Sur l’amont agricole, les équipes des Domaines Jean Martell mènent depuis 2021 un programme expérimental de viticulture régénératrice qui prend en compte l’écosystème du vignoble dans sa globalité : la santé des sols, la nutrition de la vigne, les paysages et la biodiversité du territoire. Cela implique en particulier la mise en place de couverts végétaux, l’utilisation de produits bio alternatifs pour nourrir la plante et augmenter sa résistance, l’implantation de haies, de nichoirs… Les Domaines Jean Martell sont des laboratoires à ciel ouvert de 450 hectares au total pour tester, apprendre et montrer qu’on peut changer les pratiques tout en conservant des bons niveaux de rendement et de qualité, afin de partager et de déployer auprès de nos viticulteurs partenaires.

S’agissant du verre, qui représente plus des trois quarts de notre empreinte emballage, nous travaillons sur l’allègement des bouteilles et l’augmentation du pourcentage de recyclé. Une grosse part de la décarbonation va venir de l’amélioration des processus verriers. Notre fournisseur Verallia a inauguré en septembre 2024 à Cognac le premier four 100% électrique, une première mondiale qui permet une réduction de 60% des émissions.

Comment réduisez-vous la consommation énergétique de la distillation ?

Depuis bientôt cinq ans, Martell développe, en collaboration avec le groupe Chalvignac, une technologie de distillation qui utilise d’autres solutions de chauffage que les énergies fossiles et implique la mise en place d’un système de récupération d’énergie. Des essais ont été réalisés avec d’autres maisons pour démontrer qu’il n’y avait pas d’altération organoleptique. C’est un pilote et il faudra l’autorisation de l’Inao (Institut national de l’origine et de la qualité) pour l’intégrer dans le cahier des charges de l’AOC Cognac. Sur les trois dernières années, les tests montrent une réduction de 50% de la consommation énergétique et de plus de 85% des émissions de gaz à effets de serre.

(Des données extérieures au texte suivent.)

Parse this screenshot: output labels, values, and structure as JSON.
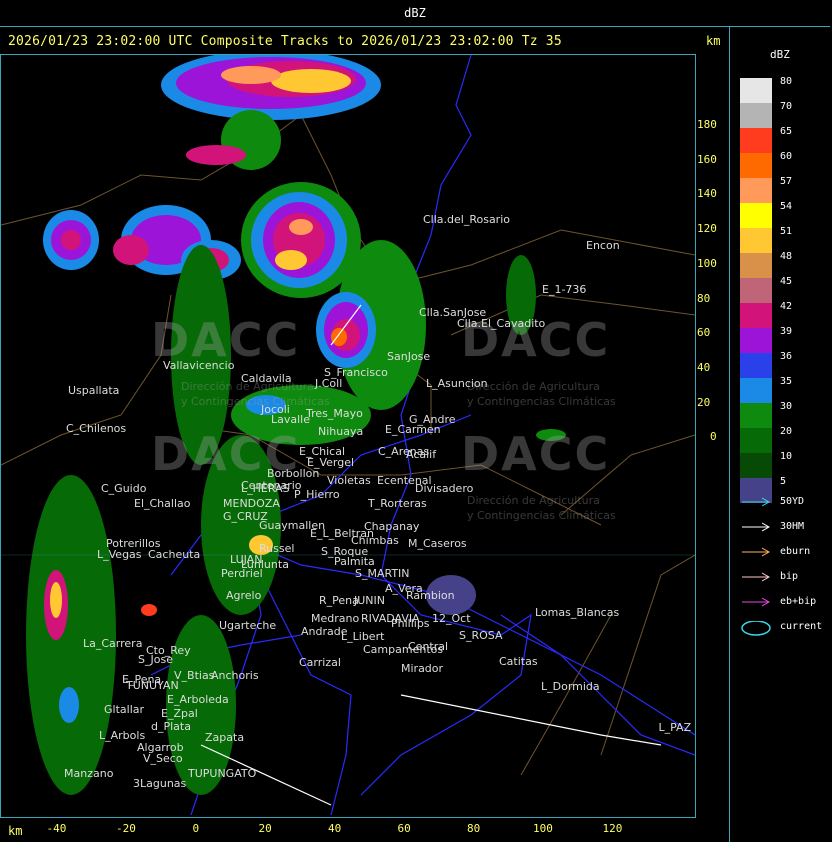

Vous testez aussi l’acheminement par bateau à voile. Où en est cette expérimentation ?

Le premier cargo à voile de la compagnie havraise TOWT transportant à 85% des bouteilles Martell Mumm Perrier-Jouët est arrivé à New York le 3 septembre. Ce bateau réalise plus de 90% du trajet à la voile, les moteurs servant pour les manœuvres dans les ports. Cette solution nous permet d’avoir un temps de transport comparable au traditionnel tout en réduisant 90% de nos émissions. C’est plus qu’une expérimentation, TOWT sera désormais notre moyen de transport privilégié sur cette route. Depuis 2019, Martell a réussi à baisser de 25% les émissions de CO2 sur le transport en favorisant le multimodal fluvial, train et route et en utilisant des biocarburants pour le routier résiduel.